Roberts upheld the constitutionality of the expansion itself, in essence saying the carrot was fine but the stick was illegal.

"Nothing in our opinion precludes Congress from offering funds under the Affordable Care Act to expand the availability of health care, and requiring that States accepting such funds comply with the conditions on their use," he wrote. "What Congress is not free to do is to penalize states that choose not to participate in that new program by taking away their existing Medicaid funding." 

Twitter reactions to the ruling

"The states claim that this threat serves no purpose other than to force unwilling states to sign up for the dramatic expansion in the health care coverage effected by the act," he added. "Given the nature of the threat and the programs at issue here, we must agree.”

While it might be fair to say the ruling turned a virtually mandatory program into a voluntary one, few if any states are likely to reject the increased coverage for so many more of their residents, said Katherine Hayes, a lawyer who is an associate research professor for the George Washington University School of Public Health and Health Services.

"I think, to the extent that they do, it will be largely for political reasons rather than financial or policy reasons," Hayes told msnbc.com. In an election year, it might be useful for some conservative lawmakers "to say you oppose quote-unquote Obamacare," she said.

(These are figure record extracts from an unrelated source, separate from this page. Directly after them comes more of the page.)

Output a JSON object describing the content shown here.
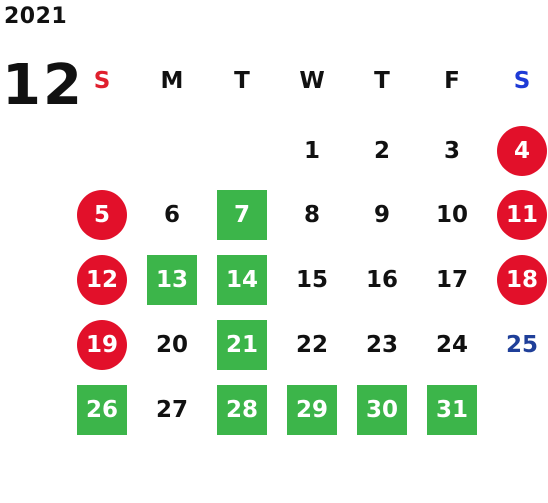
{
  "calendar": {
    "year": "2021",
    "month": "12",
    "weekdays": [
      {
        "label": "S",
        "color": "#e0202e"
      },
      {
        "label": "M",
        "color": "#111111"
      },
      {
        "label": "T",
        "color": "#111111"
      },
      {
        "label": "W",
        "color": "#111111"
      },
      {
        "label": "T",
        "color": "#111111"
      },
      {
        "label": "F",
        "color": "#111111"
      },
      {
        "label": "S",
        "color": "#1e3ad6"
      }
    ],
    "first_weekday_index": 3,
    "days_in_month": 31,
    "colors": {
      "holiday_circle": "#e2102a",
      "highlight_square": "#3cb54a",
      "blue_text": "#1f3f99",
      "normal_text": "#111111"
    },
    "days": [
      {
        "day": "1",
        "style": "plain"
      },
      {
        "day": "2",
        "style": "plain"
      },
      {
        "day": "3",
        "style": "plain"
      },
      {
        "day": "4",
        "style": "circle"
      },
      {
        "day": "5",
        "style": "circle"
      },
      {
        "day": "6",
        "style": "plain"
      },
      {
        "day": "7",
        "style": "square"
      },
      {
        "day": "8",
        "style": "plain"
      },
      {
        "day": "9",
        "style": "plain"
      },
      {
        "day": "10",
        "style": "plain"
      },
      {
        "day": "11",
        "style": "circle"
      },
      {
        "day": "12",
        "style": "circle"
      },
      {
        "day": "13",
        "style": "square"
      },
      {
        "day": "14",
        "style": "square"
      },
      {
        "day": "15",
        "style": "plain"
      },
      {
        "day": "16",
        "style": "plain"
      },
      {
        "day": "17",
        "style": "plain"
      },
      {
        "day": "18",
        "style": "circle"
      },
      {
        "day": "19",
        "style": "circle"
      },
      {
        "day": "20",
        "style": "plain"
      },
      {
        "day": "21",
        "style": "square"
      },
      {
        "day": "22",
        "style": "plain"
      },
      {
        "day": "23",
        "style": "plain"
      },
      {
        "day": "24",
        "style": "plain"
      },
      {
        "day": "25",
        "style": "blue"
      },
      {
        "day": "26",
        "style": "square"
      },
      {
        "day": "27",
        "style": "plain"
      },
      {
        "day": "28",
        "style": "square"
      },
      {
        "day": "29",
        "style": "square"
      },
      {
        "day": "30",
        "style": "square"
      },
      {
        "day": "31",
        "style": "square"
      }
    ]
  }
}
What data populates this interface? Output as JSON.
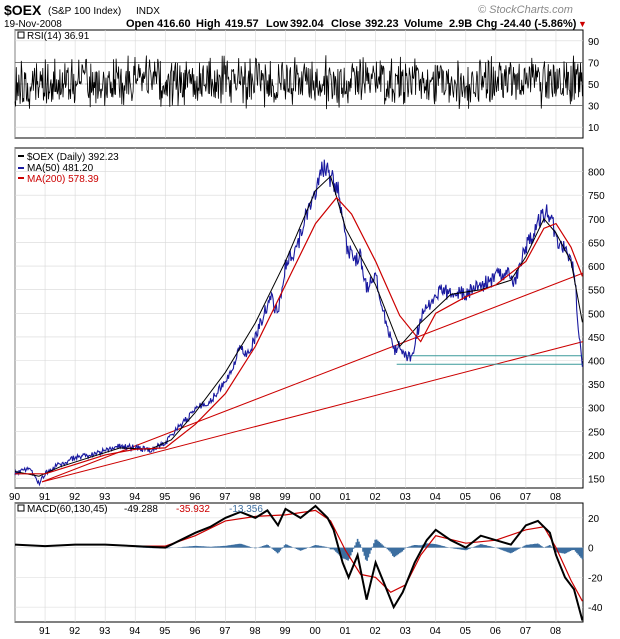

Jay Bhattacharya, a physician and economist at the Stanford University Center for Health Policy, disagreed, saying some state budgets are so stretched that state officials might "consider this option since they will ultimately be on the hook for financing at least a portion of this expansion."

"If enough states decide to deny the Medicaid expansion, this may substantially reduce the ability of ACA to expand insurance coverage," Bhattacharya wrote on the center's health policy blog.

Virginia Gov. Robert McDonnell predicted that would happen, saying that once the federal contribution begins dropping, states will still be left with a large "unfunded mandate" — $2.2 billion over 10 years in his state, he said.

"We've already had Medicaid grow from 5 percent to 21 percent of our budget in the last 30 years, and for every governor, these mandates are crushing expenditures to endure," McDonnell, chairman of the Republican Governors Association, said in an interview on MSNBC-TV. "So this is a real hardship."

But Hayes said that in practical terms, the incentives for states to sign on are too big to turn down: They can provide hundreds of thousands of residents with health care coverage at no cost for a few years, and even in the outlying years (when the federal government will pick up only 90 percent of the bill), they can work on strategies to mitigate the reduction, such as seeking waivers from the Department of Health and Human Services.

"I don't know what more the federal government or (Health and Human Services) could do" to bring reluctant states on board, she said.